PRIMERO: La esposa-apelante, en su alambicado y extenso escrito de recurso, concluye con un suplico por el contrario absolutamente lacónico, que incluye la petición de nulidad de actuaciones por indebida acumulación de las actuaciones, y en cuanto al fondo contiene una genérica remisión a sus peticiones de demanda.
1.- Rechazo de la nulidad de las actuaciones.- A criterio de la apelante, la demanda de divorcio187/2007 presentada por el esposo no puede ser acumulada a la demanda 188/2007 presentada por su propia parte con escrito general de registro anterior, dado que en el plazo de vigencia de las medidas provisionales previas a demanda sólo la esposa - solicitante de tales medidas- es quien puede instar el proceso de divorcio como demandante. Esta restricción no se deduce sin embargo del ordenamiento jurídico, ya que si bien las medidas provisionales previas a demanda del art. 771 de la LEC 1/00 se conectan en efecto a la demanda que puede deducir la parte que solicitó tales medidas, nada impide que el otro cónyuge presente una demanda independiente de divorcio, que en caso de que el cónyuge que instó las medidas provisionales también deduzca una demanda de esta naturaleza dará lugar a la acumulación, pudiéndose sólo plantearse la cuestión de que la demanda conexa con las medidas provisionales se ha de considerar más antigua a los efectos de ser aquella a la que se acumule la de la contraparte, y no viceversa.
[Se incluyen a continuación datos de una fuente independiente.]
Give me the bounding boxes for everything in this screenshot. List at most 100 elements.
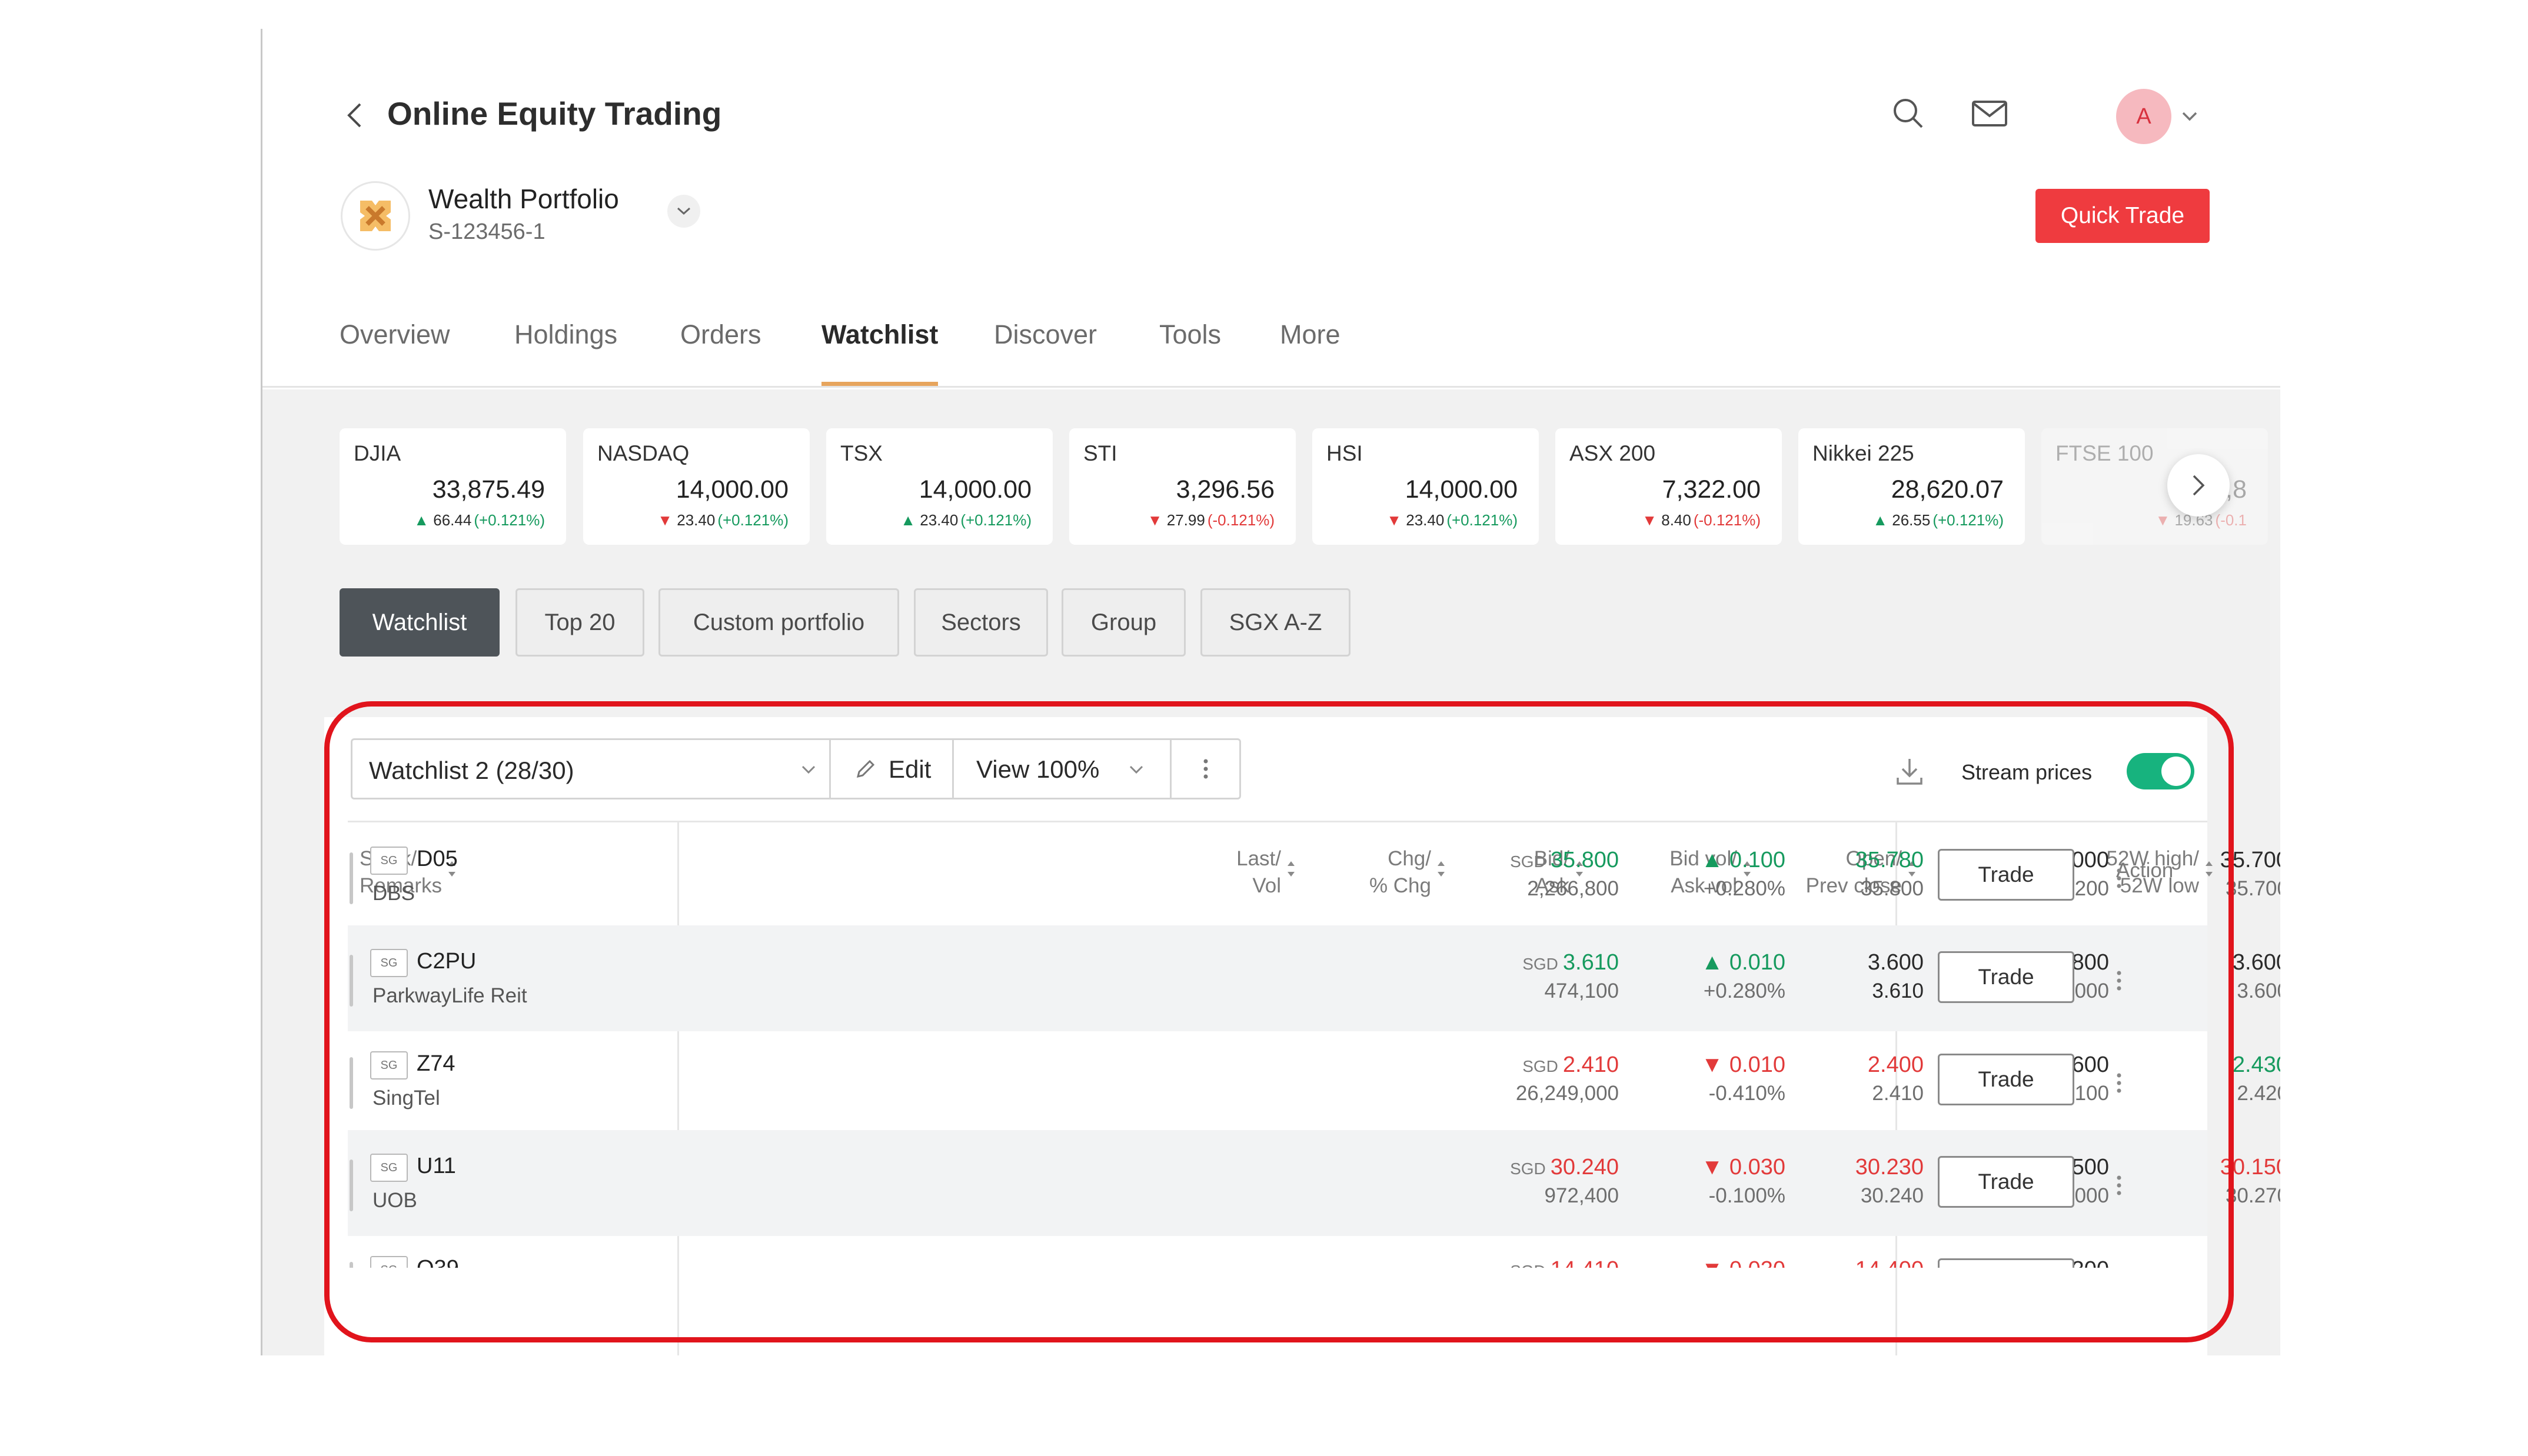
row-drag-handle[interactable] — [350, 1160, 353, 1211]
row-drag-handle[interactable] — [350, 955, 353, 1007]
ticker-next-button[interactable] — [2167, 454, 2230, 517]
row-more-button[interactable] — [2107, 1065, 2131, 1101]
column-header-last[interactable]: Last/Vol — [1236, 845, 1295, 899]
column-header-bidask[interactable]: Bid/Ask — [1534, 845, 1584, 899]
last-price: SGD 35.800 — [1510, 848, 1619, 873]
column-header-line1: Bid/ — [1534, 847, 1569, 870]
portfolio-switcher[interactable] — [667, 195, 700, 228]
stock-code[interactable]: D05 — [417, 847, 458, 871]
watchlist-panel: Watchlist 2 (28/30) Edit View 100% Strea… — [324, 717, 2280, 1355]
avatar[interactable]: A — [2116, 89, 2171, 144]
app-window: Online Equity Trading A Wealth Portfolio… — [261, 29, 2280, 1355]
index-card[interactable]: NASDAQ 14,000.00 ▼ 23.40 (+0.121%) — [583, 428, 810, 545]
index-name: DJIA — [354, 441, 401, 465]
row-more-button[interactable] — [2107, 1168, 2131, 1203]
table-row[interactable]: SGO39SGD14.410▼ 0.03014.4003,30014.38014… — [348, 1232, 2207, 1268]
triangle-down-icon: ▼ — [1701, 1155, 1724, 1180]
tab-watchlist[interactable]: Watchlist — [821, 305, 939, 386]
market-badge: SG — [370, 847, 408, 875]
sort-icon — [1437, 859, 1445, 886]
table-row[interactable]: SG Z74 SingTel SGD 2.410 26,249,000 ▼ 0.010 -0.… — [348, 1028, 2280, 1134]
column-header-chg[interactable]: Chg/ % Chg — [1369, 845, 1445, 899]
tab-overview[interactable]: Overview — [340, 319, 450, 349]
trade-button[interactable]: Trade — [1938, 1054, 2074, 1105]
table-row[interactable]: SG D05 DBS SGD 35.800 2,266,800 ▲ 0.100 +0.280%… — [348, 823, 2280, 929]
index-card[interactable]: Nikkei 225 28,620.07 ▲ 26.55 (+0.121%) — [1798, 428, 2025, 545]
tab-orders[interactable]: Orders — [680, 319, 761, 349]
table-row[interactable]: SG C2PU ParkwayLife Reit SGD 3.610 474,100 ▲ 0… — [348, 925, 2280, 1031]
filter-top-20[interactable]: Top 20 — [515, 588, 644, 657]
index-name: ASX 200 — [1569, 441, 1656, 465]
download-button[interactable] — [1891, 752, 1928, 790]
volume: 2,266,800 — [1527, 877, 1619, 900]
index-value: 33,875.49 — [432, 475, 545, 504]
market-badge: SG — [370, 1154, 408, 1182]
trade-button[interactable]: Trade — [1938, 1156, 2074, 1208]
watchlist-selected-label: Watchlist 2 (28/30) — [369, 757, 574, 784]
toggle-knob — [2161, 757, 2191, 786]
bid-price: 2.400 — [1867, 1052, 1924, 1077]
ask-price: 30.240 — [1860, 1184, 1924, 1207]
tab-holdings[interactable]: Holdings — [514, 319, 618, 349]
watchlist-more-button[interactable] — [1170, 738, 1241, 799]
column-header-line1: Bid vol/ — [1669, 847, 1737, 870]
last-price: SGD 14.410 — [1510, 1257, 1619, 1268]
search-button[interactable] — [1885, 90, 1932, 137]
column-header-w52[interactable]: 52W high/52W low — [2106, 845, 2213, 899]
stock-code[interactable]: O39 — [417, 1256, 459, 1268]
market-badge: SG — [370, 1051, 408, 1079]
table-row[interactable]: SG U11 UOB SGD 30.240 972,400 ▼ 0.030 -0.100% 30… — [348, 1130, 2280, 1236]
back-button[interactable] — [340, 92, 369, 139]
filter-custom-portfolio[interactable]: Custom portfolio — [658, 588, 899, 657]
filter-watchlist[interactable]: Watchlist — [340, 588, 500, 657]
index-card[interactable]: STI 3,296.56 ▼ 27.99 (-0.121%) — [1069, 428, 1296, 545]
trade-button[interactable]: Trade — [1938, 951, 2074, 1003]
currency-label: SGD — [1522, 955, 1558, 973]
messages-button[interactable] — [1966, 90, 2013, 137]
change-value: 0.100 — [1729, 848, 1785, 872]
row-more-button[interactable] — [2107, 963, 2131, 998]
row-more-button[interactable] — [2107, 861, 2131, 896]
index-card[interactable]: HSI 14,000.00 ▼ 23.40 (+0.121%) — [1312, 428, 1539, 545]
portfolio-name: Wealth Portfolio — [428, 184, 619, 214]
column-header-bidvol[interactable]: Bid vol/Ask vol — [1669, 845, 1751, 899]
table-header-divider — [348, 821, 2207, 822]
change-pct: +0.280% — [1703, 877, 1785, 900]
index-value: 7,322.00 — [1662, 475, 1761, 504]
index-change: ▲ 23.40 (+0.121%) — [900, 511, 1032, 529]
stock-code[interactable]: Z74 — [417, 1051, 455, 1076]
account-menu-toggle[interactable] — [2177, 100, 2203, 133]
column-header-line2: Prev close — [1805, 874, 1902, 897]
index-card[interactable]: ASX 200 7,322.00 ▼ 8.40 (-0.121%) — [1555, 428, 1782, 545]
tab-tools[interactable]: Tools — [1159, 319, 1222, 349]
filter-group[interactable]: Group — [1062, 588, 1186, 657]
index-name: FTSE 100 — [2055, 441, 2154, 465]
index-change: ▼ 8.40 (-0.121%) — [1642, 511, 1761, 529]
filter-sectors[interactable]: Sectors — [914, 588, 1048, 657]
currency-label: SGD — [1522, 1057, 1558, 1075]
index-change-pct: (+0.121%) — [717, 511, 789, 529]
edit-watchlist-button[interactable]: Edit — [829, 738, 954, 799]
trade-button[interactable]: Trade — [1938, 849, 2074, 901]
stock-code[interactable]: U11 — [417, 1154, 456, 1178]
row-drag-handle[interactable] — [350, 852, 353, 904]
stock-code[interactable]: C2PU — [417, 949, 477, 974]
row-drag-handle[interactable] — [350, 1057, 353, 1109]
stream-prices-toggle[interactable] — [2127, 753, 2194, 789]
row-drag-handle[interactable] — [350, 1262, 353, 1268]
trade-button[interactable] — [1938, 1258, 2074, 1268]
column-header-line2: Vol — [1252, 874, 1281, 897]
watchlist-selector[interactable]: Watchlist 2 (28/30) — [351, 738, 831, 799]
ask-price: 3.610 — [1872, 979, 1924, 1002]
index-card[interactable]: TSX 14,000.00 ▲ 23.40 (+0.121%) — [826, 428, 1053, 545]
index-card[interactable]: FTSE 1007,8▼ 19.63(-0.1 — [2041, 428, 2268, 545]
index-card[interactable]: DJIA 33,875.49 ▲ 66.44 (+0.121%) — [340, 428, 566, 545]
prev-close: 2.420 — [2237, 1082, 2280, 1105]
tab-more[interactable]: More — [1280, 319, 1340, 349]
quick-trade-button[interactable]: Quick Trade — [2035, 189, 2210, 243]
column-header-open[interactable]: Open/Prev close — [1806, 845, 1916, 899]
view-zoom-selector[interactable]: View 100% — [952, 738, 1172, 799]
tab-discover[interactable]: Discover — [994, 319, 1097, 349]
chevron-down-icon — [2182, 112, 2197, 121]
filter-sgx-a-z[interactable]: SGX A-Z — [1200, 588, 1351, 657]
Pero es que en este caso es precisamente la demanda deducida por la esposa la más antigua -siquiera por cuestión de horas- y a la que se ha acumulado la demanda 187/2007, por lo que ni siquiera desde este punto de vista ha existido irregularidad alguna. Es más, la parte apelante carece de legitimación para instar la nulidad de actuaciones ya que cuando se le confirió traslado de la petición de acumulación se manifestó a favor de dicha acumulación; cierto es que lo hizo objetando la posible nulidad de actuaciones que ahora invoca, pero si realmente consideraba que la acumulación era ilegal es claro que tendría que haberse opuesto a dicha acumulación, o en su caso recurrir en reposición el auto que la aprobó, ejercitando el recurso que permite el art. 83-2 de la LEC , lo que ni hizo.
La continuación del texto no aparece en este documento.